Utah Votes for No Child Left Behind Waiver

The State Board of Education in Utah quickly voted to request a federal waiver for the No Child Left Behind Act last week.

The vote created a rash of protest from critics who had packed into the meeting room and overflowed into the hallways, wearing green shirts that read “No More Common Core”.  They claim the waiver will allow for federal control over education within the state, as the waiver will only be granted if Utah agrees to the national Common Core standards in place of its own state standards.

Education officials such as the Utah Education Association as well as groups like the Parent Teacher Association support the vote.  Without the waiver, the state would lose $27 million in funding that directly supports low-income schools.

According to the latest Utah Policy/KSL Insider Survey, which annually polls state lawmakers, lobbyists and policymakers, 88% of Democrats and 49% of Republicans are in favor of keeping the Common Core Standards.

“I was surprised that the support for Common Core among our Republican insiders was so high,” Utah Policy managing editor Bryan Schott said. “I was expecting maybe one-third but not almost one-half.”

Schott was surprised at the high volume of readers who voted against the Common Core.  He believes that the majority of the 6,500 votes were from people who are not regular visitors to the site.

Cherilyn Eagar, president of the American Leadership Fund, admitted to using social media to encourage others to vote in the survey.  She believes that lawmakers do not fully understand the Common Core; if they did, they would have voted against it.

“I just encourage more people to learn more about it and can very well assure people that if they do, we have both Democrats and Republicans who are concerned when they learn more,” she said.

Eagar said the majority of the concern for the standards comes from over-testing students which takes away from their learning time.

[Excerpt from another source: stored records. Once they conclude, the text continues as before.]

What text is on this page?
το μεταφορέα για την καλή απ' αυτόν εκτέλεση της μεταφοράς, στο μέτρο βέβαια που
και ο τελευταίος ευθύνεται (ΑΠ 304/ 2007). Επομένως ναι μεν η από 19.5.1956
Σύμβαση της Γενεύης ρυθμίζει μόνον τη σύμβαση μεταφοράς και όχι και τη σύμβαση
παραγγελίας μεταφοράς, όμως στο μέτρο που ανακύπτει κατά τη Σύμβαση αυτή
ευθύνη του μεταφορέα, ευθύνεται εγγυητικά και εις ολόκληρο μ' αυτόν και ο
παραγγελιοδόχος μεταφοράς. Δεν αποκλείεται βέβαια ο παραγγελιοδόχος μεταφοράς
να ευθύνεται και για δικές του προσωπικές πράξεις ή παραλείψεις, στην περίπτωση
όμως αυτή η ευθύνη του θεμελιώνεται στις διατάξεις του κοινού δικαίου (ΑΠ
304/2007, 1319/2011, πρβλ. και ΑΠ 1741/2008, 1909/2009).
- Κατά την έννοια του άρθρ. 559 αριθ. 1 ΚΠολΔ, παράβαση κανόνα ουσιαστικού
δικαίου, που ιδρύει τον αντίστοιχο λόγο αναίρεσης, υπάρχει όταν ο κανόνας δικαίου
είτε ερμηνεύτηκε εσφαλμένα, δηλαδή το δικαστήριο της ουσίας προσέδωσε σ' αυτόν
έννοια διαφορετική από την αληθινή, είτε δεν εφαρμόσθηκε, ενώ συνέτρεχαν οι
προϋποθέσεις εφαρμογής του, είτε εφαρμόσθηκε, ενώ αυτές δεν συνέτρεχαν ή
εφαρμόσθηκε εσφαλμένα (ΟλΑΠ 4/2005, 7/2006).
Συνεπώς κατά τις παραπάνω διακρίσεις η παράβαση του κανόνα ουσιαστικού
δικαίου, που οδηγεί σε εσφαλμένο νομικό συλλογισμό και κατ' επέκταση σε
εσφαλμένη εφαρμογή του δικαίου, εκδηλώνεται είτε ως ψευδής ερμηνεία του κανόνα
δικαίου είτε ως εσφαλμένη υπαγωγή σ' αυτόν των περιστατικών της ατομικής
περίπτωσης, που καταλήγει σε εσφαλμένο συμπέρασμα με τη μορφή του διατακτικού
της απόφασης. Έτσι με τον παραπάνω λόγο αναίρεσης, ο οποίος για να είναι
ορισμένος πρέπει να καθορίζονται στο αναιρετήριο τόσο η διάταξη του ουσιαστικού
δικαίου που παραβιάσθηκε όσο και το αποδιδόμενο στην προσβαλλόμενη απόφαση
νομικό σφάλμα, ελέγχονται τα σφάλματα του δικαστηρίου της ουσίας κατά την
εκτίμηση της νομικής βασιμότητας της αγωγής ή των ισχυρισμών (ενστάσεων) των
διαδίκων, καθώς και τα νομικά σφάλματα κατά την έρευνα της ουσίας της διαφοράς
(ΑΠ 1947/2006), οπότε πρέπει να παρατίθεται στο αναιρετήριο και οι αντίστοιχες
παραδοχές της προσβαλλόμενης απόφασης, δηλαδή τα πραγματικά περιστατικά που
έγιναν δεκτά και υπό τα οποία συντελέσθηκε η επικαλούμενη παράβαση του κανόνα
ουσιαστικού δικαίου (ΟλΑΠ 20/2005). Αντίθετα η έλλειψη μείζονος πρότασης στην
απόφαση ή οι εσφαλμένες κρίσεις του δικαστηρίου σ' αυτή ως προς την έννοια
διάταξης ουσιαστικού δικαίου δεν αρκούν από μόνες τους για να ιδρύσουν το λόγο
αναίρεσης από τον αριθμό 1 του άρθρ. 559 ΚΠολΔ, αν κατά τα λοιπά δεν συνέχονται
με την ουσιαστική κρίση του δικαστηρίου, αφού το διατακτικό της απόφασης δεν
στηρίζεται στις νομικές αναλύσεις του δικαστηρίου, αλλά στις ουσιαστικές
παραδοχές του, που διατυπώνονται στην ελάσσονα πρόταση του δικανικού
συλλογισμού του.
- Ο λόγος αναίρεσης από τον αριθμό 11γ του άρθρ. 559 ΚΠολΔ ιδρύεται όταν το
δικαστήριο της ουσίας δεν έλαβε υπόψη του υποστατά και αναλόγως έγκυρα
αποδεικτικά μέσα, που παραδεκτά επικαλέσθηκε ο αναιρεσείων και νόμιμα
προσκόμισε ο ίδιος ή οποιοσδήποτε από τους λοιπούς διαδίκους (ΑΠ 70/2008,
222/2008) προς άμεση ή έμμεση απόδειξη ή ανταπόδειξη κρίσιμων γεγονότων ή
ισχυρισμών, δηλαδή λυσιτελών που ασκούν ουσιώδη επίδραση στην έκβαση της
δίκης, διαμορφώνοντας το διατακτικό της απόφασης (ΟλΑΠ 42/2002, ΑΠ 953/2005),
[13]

“The bipartisan concerns from both parents and teachers are really about the testing and testing and more testing,” she said.  “Evidence is showing that this is creating far too much stress in young children.”

The debate does not stop there.  The Libertas Institute, a public policy organization in Utah, has funded a lawsuit against the state school board in response to the adoption of the Common Core standards.  According to the lawsuit, citizens of the state were not consulted before the board voted in 2010, therefore not being allowed to express their opinions beforehand.

“Consulting with specific groups requires actual proactive consulting,” Libertas Institute President Connor Boyack said. “It doesn’t require a poorly noticed standard meeting at which a random citizen might find out and have an opportunity to communicate their interest.”

The lawsuit would put a stop to the use of the standards in Utah schools.

School board members feel enough notice was given.  A public notice was posted prior to the initial vote in June 2010, which happened at a public meeting.  The final approval was gained at a public meeting two months later.

They say it’s time to stop the political arguments and focus on what is truly important.

“We have wasted two years on listening to people who are not even looking at the standards themselves,” school board member Debra Roberts said. “We are hurting children over political nonsense.”